In the last five years, the proportion of Australians drinking soft drinks like colas and lemonades in an average seven-day period has declined from 56% to 49%.
But on closer examination, the figures hint that the market might simply be starting to choose a different kind of carbonated beverage.
In the mix
Between January 2009 and December 2013, consumption of unflavoured sparkling mineral water increased slightly from 7% to 8%, while the percentage of Aussies drinking “mixer” drinks like tonic water or dry ginger ale also rose, from 10% to 12%.
Obviously, these categories are consumed by far fewer people than Coke, Sprite, Fanta and the like, but their growth contrasts with the gradual decline of conventional soft drinks.
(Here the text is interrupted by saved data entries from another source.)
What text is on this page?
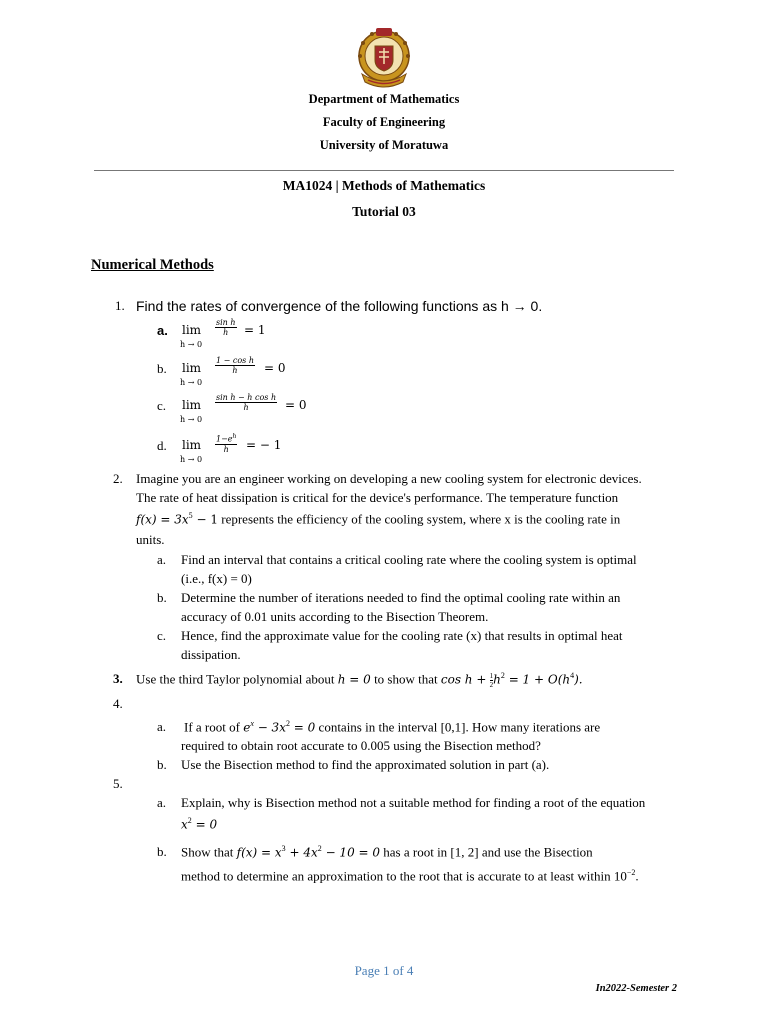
Department of Mathematics
Faculty of Engineering
University of Moratuwa
MA1024 | Methods of Mathematics
Tutorial 03
Numerical Methods
1. Find the rates of convergence of the following functions as h → 0.
a. lim
h → 0
$\frac{\text{sin h}}{h} = 1$
b. lim
h → 0
$\frac{\text{1 − cos h}}{h} = 0$
c. lim
h → 0
$\frac{\text{sin h − h cos h}}{h} = 0$
d. lim
h → 0
$\frac{1-e^h}{h}$ = − 1
2. Imagine you are an engineer working on developing a new cooling system for electronic devices.
The rate of heat dissipation is critical for the device's performance. The temperature function
$f(x) = 3x^5 - 1$ represents the efficiency of the cooling system, where x is the cooling rate in
units.
a. Find an interval that contains a critical cooling rate where the cooling system is optimal
(i.e., f(x) = 0)
b. Determine the number of iterations needed to find the optimal cooling rate within an
accuracy of 0.01 units according to the Bisection Theorem.
c. Hence, find the approximate value for the cooling rate (x) that results in optimal heat
dissipation.
3. Use the third Taylor polynomial about h = 0 to show that $\cos h + \frac{1}{2} h^2 = 1 + O(h^4)$.
4.
a. If a root of $e^x - 3x^2 = 0$ contains in the interval [0,1]. How many iterations are
required to obtain root accurate to 0.005 using the Bisection method?
b. Use the Bisection method to find the approximated solution in part (a).
5.
a. Explain, why is Bisection method not a suitable method for finding a root of the equation
$x^2 = 0$
b. Show that $f(x) = x^3 + 4x^2 - 10 = 0$ has a root in [1, 2] and use the Bisection
method to determine an approximation to the root that is accurate to at least within $10^{-2}$.
Page 1 of 4
In2022-Semester 2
Sparkling non-soft drinks are especially popular with the Baby Boomer generation, with 16% drinking mixers and 10% drinking unflavoured sparkling mineral water at least once in an average seven-day period—both figures that are above the national average. The older Pre-Boomer generation also has a taste for mixers, with 17% drinking them in an average week. However, but they still haven’t been sold on sparkling mineral water, with only 7% of his category choosing clear bubbles.
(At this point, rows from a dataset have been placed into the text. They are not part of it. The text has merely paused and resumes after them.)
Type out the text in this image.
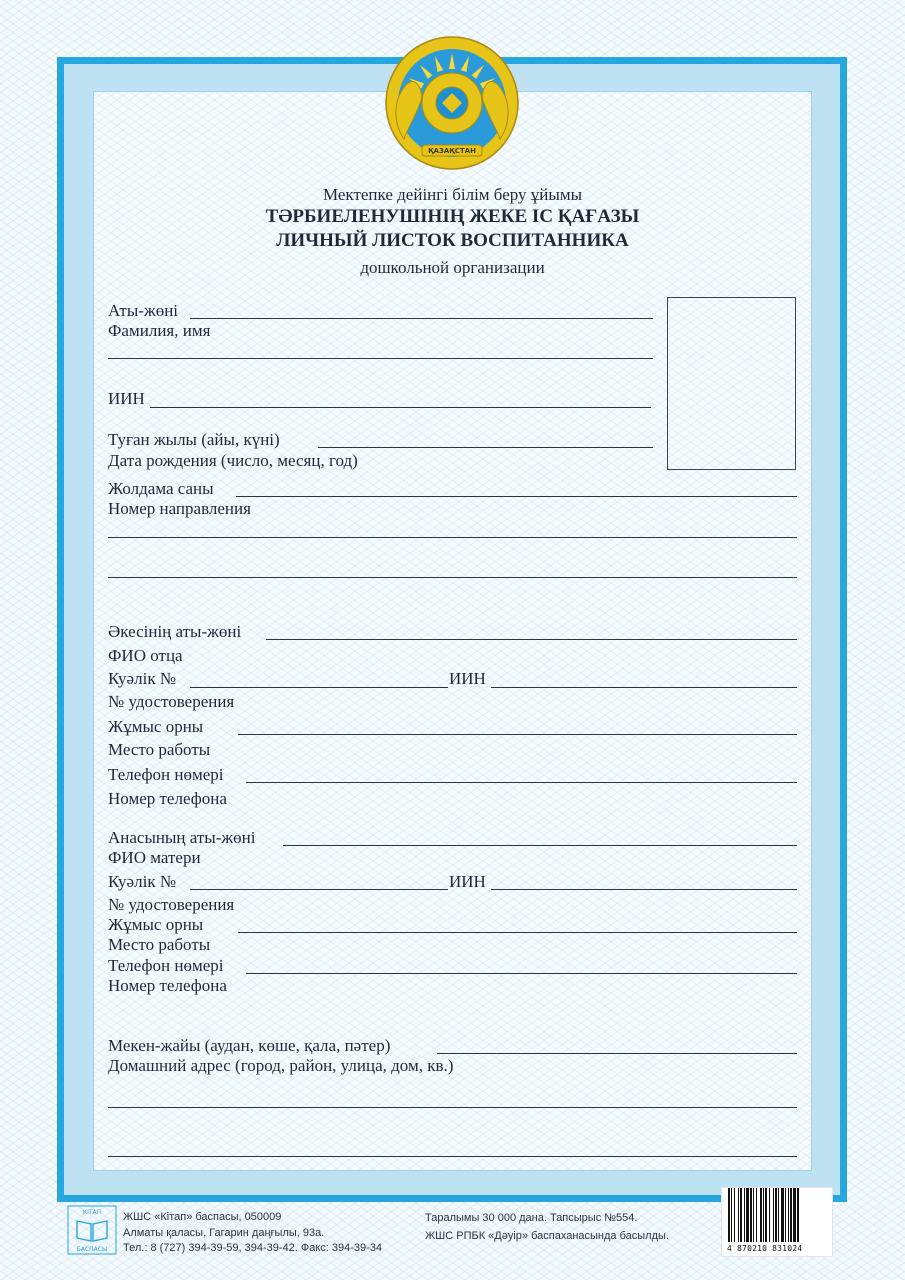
ҚАЗАҚСТАН
Мектепке дейінгі білім беру ұйымы
ТӘРБИЕЛЕНУШІНІҢ ЖЕКЕ ІС ҚАҒАЗЫ
ЛИЧНЫЙ ЛИСТОК ВОСПИТАННИКА
дошкольной организации
Аты-жөні
Фамилия, имя
ИИН
Туған жылы (айы, күні)
Дата рождения (число, месяц, год)
Жолдама саны
Номер направления
Әкесінің аты-жөні
ФИО отца
Куәлік №	ИИН
№ удостоверения
Жұмыс орны
Место работы
Телефон нөмері
Номер телефона
Анасының аты-жөні
ФИО матери
Куәлік №	ИИН
№ удостоверения
Жұмыс орны
Место работы
Телефон нөмері
Номер телефона
Мекен-жайы (аудан, көше, қала, пәтер)
Домашний адрес (город, район, улица, дом, кв.)
КІТАП
БАСПАСЫ
ЖШС «Кітап» баспасы, 050009
Алматы қаласы, Гагарин даңғылы, 93а.
Тел.: 8 (727) 394-39-59, 394-39-42. Факс: 394-39-34
Таралымы 30 000 дана. Тапсырыс №554.
ЖШС РПБК «Дәуір» баспаханасында басылды.
4 870210 831024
Meanwhile, the younger generations tend to be less enamoured of mineral water and mixers, and are more likely to drink soft drinks than the Boomer generations. However, even their consumption of soft drinks appears to be gradually declining.
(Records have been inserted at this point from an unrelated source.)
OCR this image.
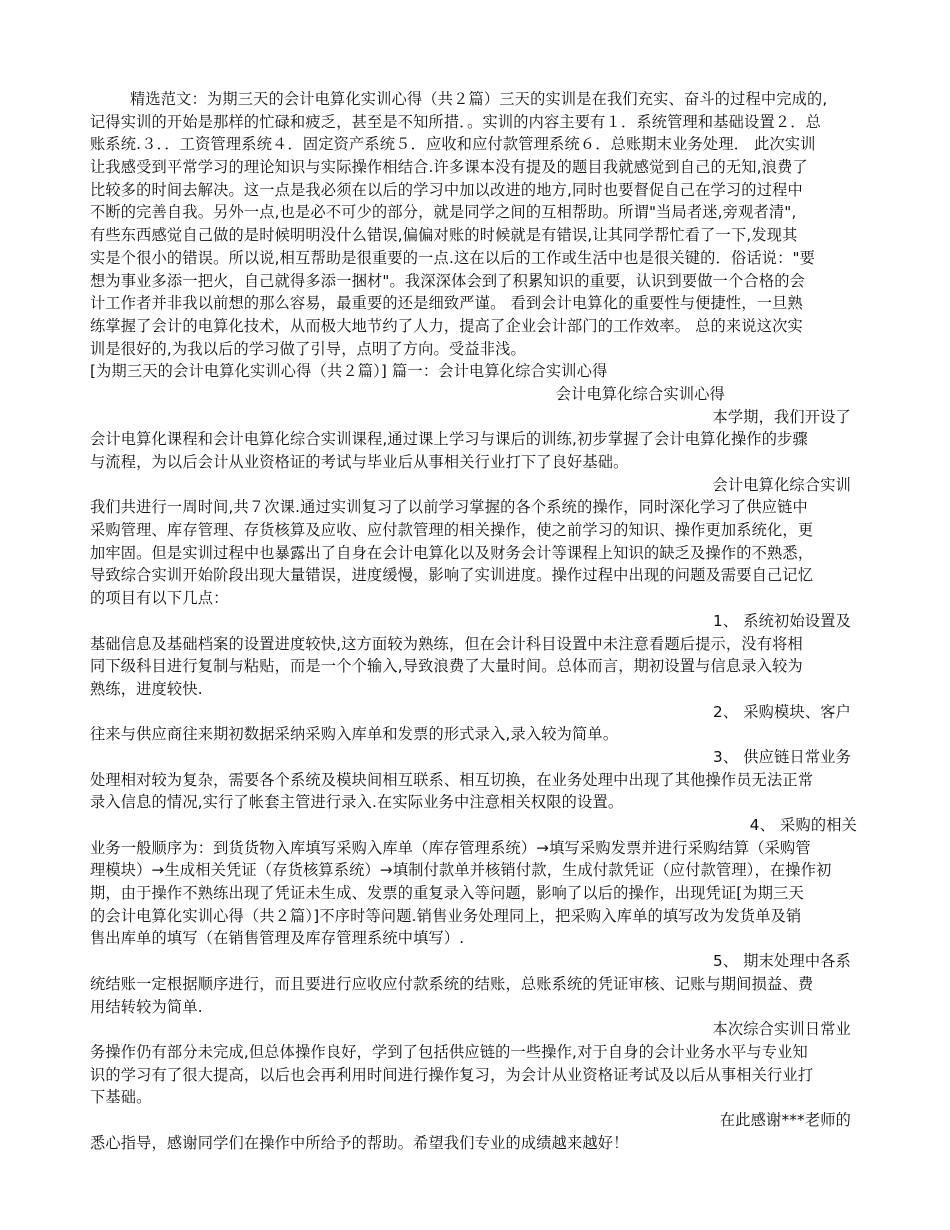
精选范文：为期三天的会计电算化实训心得（共２篇）三天的实训是在我们充实、奋斗的过程中完成的,
记得实训的开始是那样的忙碌和疲乏，甚至是不知所措．。实训的内容主要有１．系统管理和基础设置２．总
账系统.３．．工资管理系统４．固定资产系统５．应收和应付款管理系统６．总账期末业务处理． 此次实训
让我感受到平常学习的理论知识与实际操作相结合.许多课本没有提及的题目我就感觉到自己的无知,浪费了
比较多的时间去解决。这一点是我必须在以后的学习中加以改进的地方,同时也要督促自己在学习的过程中
不断的完善自我。另外一点,也是必不可少的部分，就是同学之间的互相帮助。所谓"当局者迷,旁观者清",
有些东西感觉自己做的是时候明明没什么错误,偏偏对账的时候就是有错误,让其同学帮忙看了一下,发现其
实是个很小的错误。所以说,相互帮助是很重要的一点.这在以后的工作或生活中也是很关键的．俗话说："要
想为事业多添一把火，自己就得多添一捆材"。我深深体会到了积累知识的重要，认识到要做一个合格的会
计工作者并非我以前想的那么容易，最重要的还是细致严谨。 看到会计电算化的重要性与便捷性，一旦熟
练掌握了会计的电算化技术，从而极大地节约了人力，提高了企业会计部门的工作效率。 总的来说这次实
训是很好的,为我以后的学习做了引导，点明了方向。受益非浅。
[为期三天的会计电算化实训心得（共２篇）] 篇一：会计电算化综合实训心得
会计电算化综合实训心得
本学期，我们开设了
会计电算化课程和会计电算化综合实训课程,通过课上学习与课后的训练,初步掌握了会计电算化操作的步骤
与流程，为以后会计从业资格证的考试与毕业后从事相关行业打下了良好基础。
会计电算化综合实训
我们共进行一周时间,共７次课.通过实训复习了以前学习掌握的各个系统的操作，同时深化学习了供应链中
采购管理、库存管理、存货核算及应收、应付款管理的相关操作，使之前学习的知识、操作更加系统化，更
加牢固。但是实训过程中也暴露出了自身在会计电算化以及财务会计等课程上知识的缺乏及操作的不熟悉，
导致综合实训开始阶段出现大量错误，进度缓慢，影响了实训进度。操作过程中出现的问题及需要自己记忆
的项目有以下几点：
1、 系统初始设置及
基础信息及基础档案的设置进度较快,这方面较为熟练，但在会计科目设置中未注意看题后提示，没有将相
同下级科目进行复制与粘贴，而是一个个输入,导致浪费了大量时间。总体而言，期初设置与信息录入较为
熟练，进度较快.
2、 采购模块、客户
往来与供应商往来期初数据采纳采购入库单和发票的形式录入,录入较为简单。
3、 供应链日常业务
处理相对较为复杂，需要各个系统及模块间相互联系、相互切换，在业务处理中出现了其他操作员无法正常
录入信息的情况,实行了帐套主管进行录入.在实际业务中注意相关权限的设置。
4、 采购的相关
业务一般顺序为：到货货物入库填写采购入库单（库存管理系统）→填写采购发票并进行采购结算（采购管
理模块）→生成相关凭证（存货核算系统）→填制付款单并核销付款，生成付款凭证（应付款管理），在操作初
期，由于操作不熟练出现了凭证未生成、发票的重复录入等问题，影响了以后的操作，出现凭证[为期三天
的会计电算化实训心得（共２篇）]不序时等问题.销售业务处理同上，把采购入库单的填写改为发货单及销
售出库单的填写（在销售管理及库存管理系统中填写）.
5、 期末处理中各系
统结账一定根据顺序进行，而且要进行应收应付款系统的结账，总账系统的凭证审核、记账与期间损益、费
用结转较为简单.
本次综合实训日常业
务操作仍有部分未完成,但总体操作良好，学到了包括供应链的一些操作,对于自身的会计业务水平与专业知
识的学习有了很大提高，以后也会再利用时间进行操作复习，为会计从业资格证考试及以后从事相关行业打
下基础。
在此感谢***老师的
悉心指导，感谢同学们在操作中所给予的帮助。希望我们专业的成绩越来越好！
Angela Smith, of Roy Morgan Research, says the figures might reflect a growing health trend.
“As consumer preferences shift away from sugar-laden soft drinks such as colas and lemonades, and towards other healthier and more ‘natural’ sparkling beverages, we’ve seen increased marketing activity in this segment, from Liptons’ recently launched sparkling iced teas to Scarlett Johansson’s appointment as the global brand ambassador for Sodastream,” she said.
“While younger Australians aren’t quite as keen on unflavoured sparkling mineral water and mixers as their older counterparts, the overall move to these drinks is changing the nature of the non-alcoholic beverage market.
“Not only are we moving gradually away from soft drinks, but fewer of us are drinking fruit juices, energy drinks and sports/health drinks than we were five years ago too. It seems our tastes are slowly but surely evolving towards ‘lighter,’ less heavily flavoured beverages.”